El día 18 de octubre, como es hoy, pero del año 1945, ocurrió el fatídico quiebre de la naciente democracia venezolana, la que murió al nacer.

Luego de 27 años de dictadura, que la historia verdadera reseña como corresponde etimológicamente y como necesaria para, por primera vez, lograr aunque con muchos defectos cierta solidez y unidad institucional como República, comenzó la transición a la democracia con el Gral. López Contreras y luego el Gral. Medina Angarita, quienes dieron nacimiento a la democracia que se conoció en Venezuela. Al estilo metafórico, esos generales fueron los padres indiscutibles de la democracia.

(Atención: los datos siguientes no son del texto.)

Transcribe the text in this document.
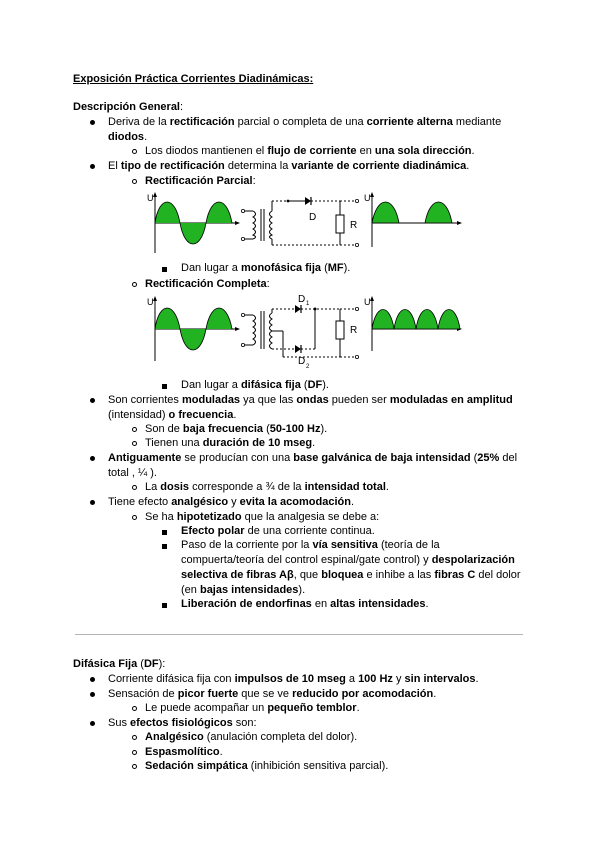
Exposición Práctica Corrientes Diadinámicas:
Descripción General:
Deriva de la rectificación parcial o completa de una corriente alterna mediante
diodos.
Los diodos mantienen el flujo de corriente en una sola dirección.
El tipo de rectificación determina la variante de corriente diadinámica.
Rectificación Parcial:
U
D
R
U
Dan lugar a monofásica fija (MF).
Rectificación Completa:
U	D 1
D 2
R
U
Dan lugar a difásica fija (DF).
Son corrientes moduladas ya que las ondas pueden ser moduladas en amplitud
(intensidad) o frecuencia.
Son de baja frecuencia (50-100 Hz).
Tienen una duración de 10 mseg.
Antiguamente se producían con una base galvánica de baja intensidad (25% del
total , ¼ ).
La dosis corresponde a ¾ de la intensidad total.
Tiene efecto analgésico y evita la acomodación.
Se ha hipotetizado que la analgesia se debe a:
Efecto polar de una corriente continua.
Paso de la corriente por la vía sensitiva (teoría de la
compuerta/teoría del control espinal/gate control) y despolarización
selectiva de fibras Aβ, que bloquea e inhibe a las fibras C del dolor
(en bajas intensidades).
Liberación de endorfinas en altas intensidades.
Difásica Fija (DF):
Corriente difásica fija con impulsos de 10 mseg a 100 Hz y sin intervalos.
Sensación de picor fuerte que se ve reducido por acomodación.
Le puede acompañar un pequeño temblor.
Sus efectos fisiológicos son:
Analgésico (anulación completa del dolor).
Espasmolítico.
Sedación simpática (inhibición sensitiva parcial).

Ocurrió que el bachiller Rómulo Betancourt, Mario Vargas y otros comunistas de la época conspiraron con algunas facciones del Ejército para deponer al demócrata y pacífico Medina que no opuso resistencia por evitar muertes y se entregó al Teniente Coronel Pérez Jiménez, quien rehusó participar del golpe, “por estar involucrados sujetos como Betancourt”.

La Junta de Gobierno no fue instalada hasta altas horas de la noche porque Betancourt estaba escondido y no tenía noticias ciertas y confiables del triunfo de la felonía, por lo que Mario Vargas tuvo que llevarlo obligado a juramentarse. Desde ese suceso comenzó a abandonarse la incipiente democracia y a imponer el populismo, la burocracia, la demagogia y el clientelismo, lo que se convirtió en una cultura política con la fuerza para sobrevivir por 71 años hasta el presente con una interrupción próspera de algo más de cuatro años que también, equivocadamente, llaman dictadura.

Aunque muchos clientes alegarán que es una mera opinión, esos cortos años fueron la única experiencia democrática del país, lo demás ya lo he denominado y desde las entrañas de su barbarie. Tomo la frase del título para exponer que, con una verdadera contraloría de gestión de la función pública, podríamos aspirar a volver a la democracia, pero: boten primero y averigüen después.

Por millones se cuentan los empleados públicos ineficientes, negligentes, irresponsables, inidóneos, corruptos y clientes de los políticos que derrumbaron el país. Es tan monstruoso el peso de tanta gente con tan infames vicios que un emporio de riquezas colapsó en relativamente poco tiempo, gracias al desamor de los políticos por Venezuela y por sus connacionales. El Libertador los fusilaba por eso.

Han sido desalmados sin corazón que, por imitación y siguiendo ejemplos asquerosos actuaron como demagogos, dominando con tiranía a los plebeyos como les gusta mantenerlos en la ignorancia, con halagos, falsas promesas al pueblo para convertirlo en instrumento de la propia ambición política.

Crearon la cultura clientelar como negociado extraoficial de favores regulados por los políticos como prestaciones y contraprestaciones obtenidas a través de su función pública y contratos relacionados con ella, a cambio de apoyo electoral.

Esa ha sido la Venezuela de la política populista con su cultura de ganar la simpatía de los votantes ignaros, aún con ofrecimientos contrarios al bien del Estado y todo ese pillaje imperdonable desde sus escritorios en oficinas que se renuevan con suntuosos excesos con el dinero del pueblo.

Cuando aparezca un político que bote primero y averigüe después cómprelo, no lo deje ir.